We’re applying for 2 pots of funding that both require 50% match funding. They are both capped at £1000 for and will fund our launch event in Spring 2019 and newspaper printing (fingers crossed!) We are volunteering all our time including running the workshops so we can also use this as in-kind match too.
One of our biggest issues is that our launch event is very much in planning whilst we build relationships with community organisations and develop the programme, but the deadline for one pot of funding is in a few short weeks. So we have to be able to articulate our plans without a confirmed programme in place.
One of the questions we received at Huddersfield Soup – where we presented the project a few weeks ago – was why such a long lead in time to launch the newspaper (essentially in a full year’s time)? Well, as a small team of 3 volunteering our time in between various illnesses, children and life in general we definitely need a lot of time to make something like this work! It’s important to us that we engage with hard to reach groups. We need to set up workshops that engage with marginalised individuals to support them through a creative process. We need to research and develop our ideas with our partner organisations. We need to get funding in place. We need to make it the best we can make it.

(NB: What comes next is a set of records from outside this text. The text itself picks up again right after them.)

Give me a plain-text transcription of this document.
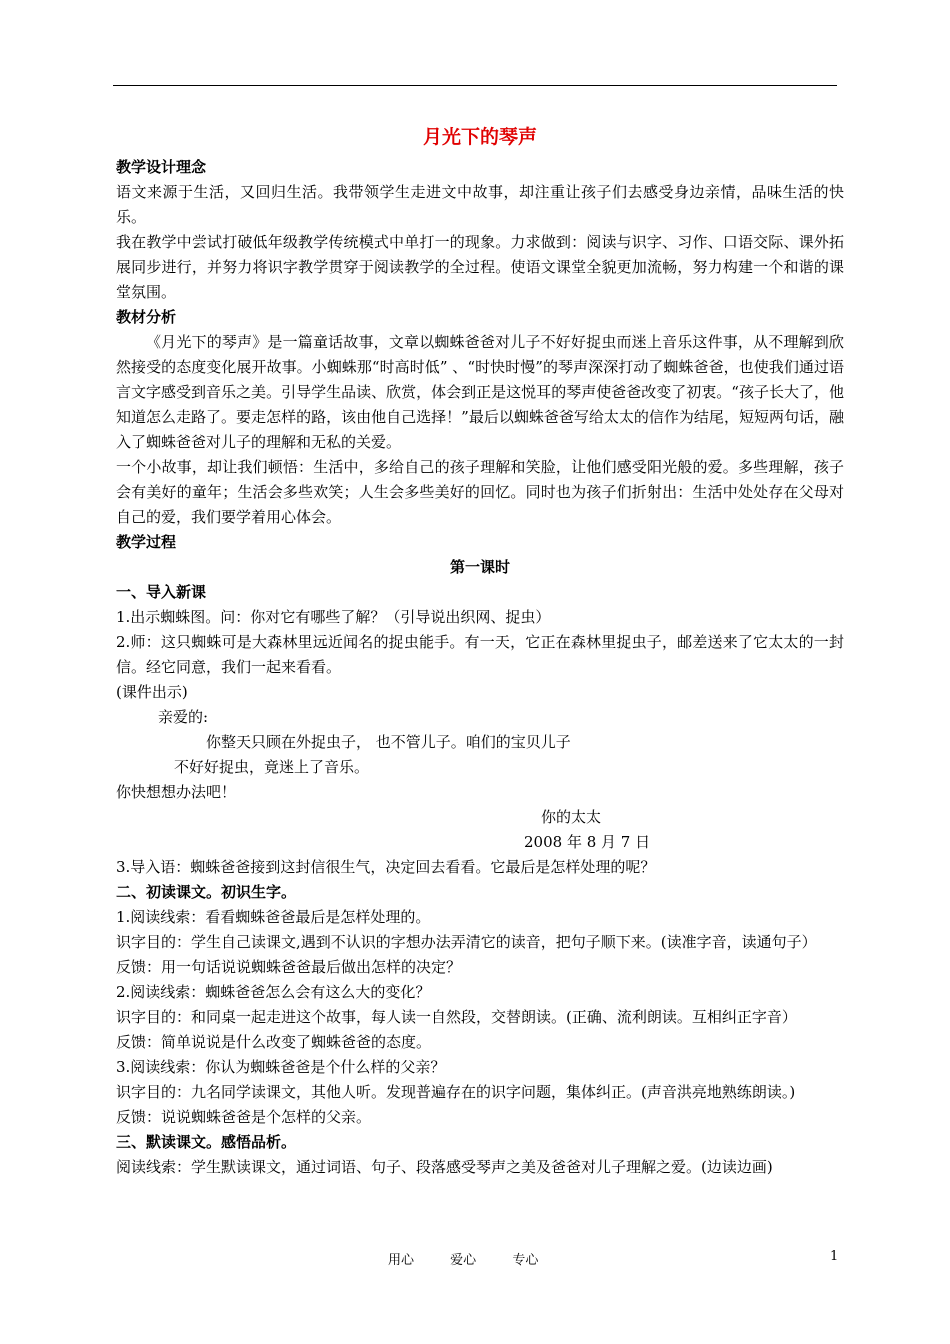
月光下的琴声
教学设计理念

语文来源于生活，又回归生活。我带领学生走进文中故事，却注重让孩子们去感受身边亲情，品味生活的快乐。

我在教学中尝试打破低年级教学传统模式中单打一的现象。力求做到：阅读与识字、习作、口语交际、课外拓展同步进行，并努力将识字教学贯穿于阅读教学的全过程。使语文课堂全貌更加流畅，努力构建一个和谐的课堂氛围。

教材分析

《月光下的琴声》是一篇童话故事，文章以蜘蛛爸爸对儿子不好好捉虫而迷上音乐这件事，从不理解到欣然接受的态度变化展开故事。小蜘蛛那“时高时低” 、“时快时慢”的琴声深深打动了蜘蛛爸爸，也使我们通过语言文字感受到音乐之美。引导学生品读、欣赏，体会到正是这悦耳的琴声使爸爸改变了初衷。“孩子长大了，他知道怎么走路了。要走怎样的路，该由他自己选择！”最后以蜘蛛爸爸写给太太的信作为结尾，短短两句话，融入了蜘蛛爸爸对儿子的理解和无私的关爱。

一个小故事，却让我们顿悟：生活中，多给自己的孩子理解和笑脸，让他们感受阳光般的爱。多些理解，孩子会有美好的童年；生活会多些欢笑；人生会多些美好的回忆。同时也为孩子们折射出：生活中处处存在父母对自己的爱，我们要学着用心体会。

教学过程
第一课时
一、导入新课

1.出示蜘蛛图。问：你对它有哪些了解？（引导说出织网、捉虫）

2.师：这只蜘蛛可是大森林里远近闻名的捉虫能手。有一天，它正在森林里捉虫子，邮差送来了它太太的一封信。经它同意，我们一起来看看。

(课件出示)

亲爱的:

你整天只顾在外捉虫子， 也不管儿子。咱们的宝贝儿子

不好好捉虫，竟迷上了音乐。

你快想想办法吧！

你的太太

2008 年 8 月 7 日

3.导入语：蜘蛛爸爸接到这封信很生气，决定回去看看。它最后是怎样处理的呢？

二、初读课文。初识生字。

1.阅读线索：看看蜘蛛爸爸最后是怎样处理的。

识字目的：学生自己读课文,遇到不认识的字想办法弄清它的读音，把句子顺下来。(读准字音，读通句子）

反馈：用一句话说说蜘蛛爸爸最后做出怎样的决定？

2.阅读线索：蜘蛛爸爸怎么会有这么大的变化？

识字目的：和同桌一起走进这个故事，每人读一自然段，交替朗读。(正确、流利朗读。互相纠正字音）

反馈：简单说说是什么改变了蜘蛛爸爸的态度。

3.阅读线索：你认为蜘蛛爸爸是个什么样的父亲？

识字目的：九名同学读课文，其他人听。发现普遍存在的识字问题，集体纠正。(声音洪亮地熟练朗读。)

反馈：说说蜘蛛爸爸是个怎样的父亲。

三、默读课文。感悟品析。

阅读线索：学生默读课文，通过词语、句子、段落感受琴声之美及爸爸对儿子理解之爱。(边读边画)

用心	爱心	专心	1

It feels like there is a lot to do in what will inevitably become a short space of time, and what keeps me focussed is the whole reason we’re doing this: We lost our friend to bipolar and depression and he wanted us to make an art project to raise awareness all the (too often silent) problems people live with. Our lives are all affected by mental health issues, directly and indirectly through family and friends. We have lost loved ones, we have suffered ourselves. These things are important but they are still, in 2018, still taboo and difficult, made increasingly more difficult by cuts to critical services and general lack of education and support.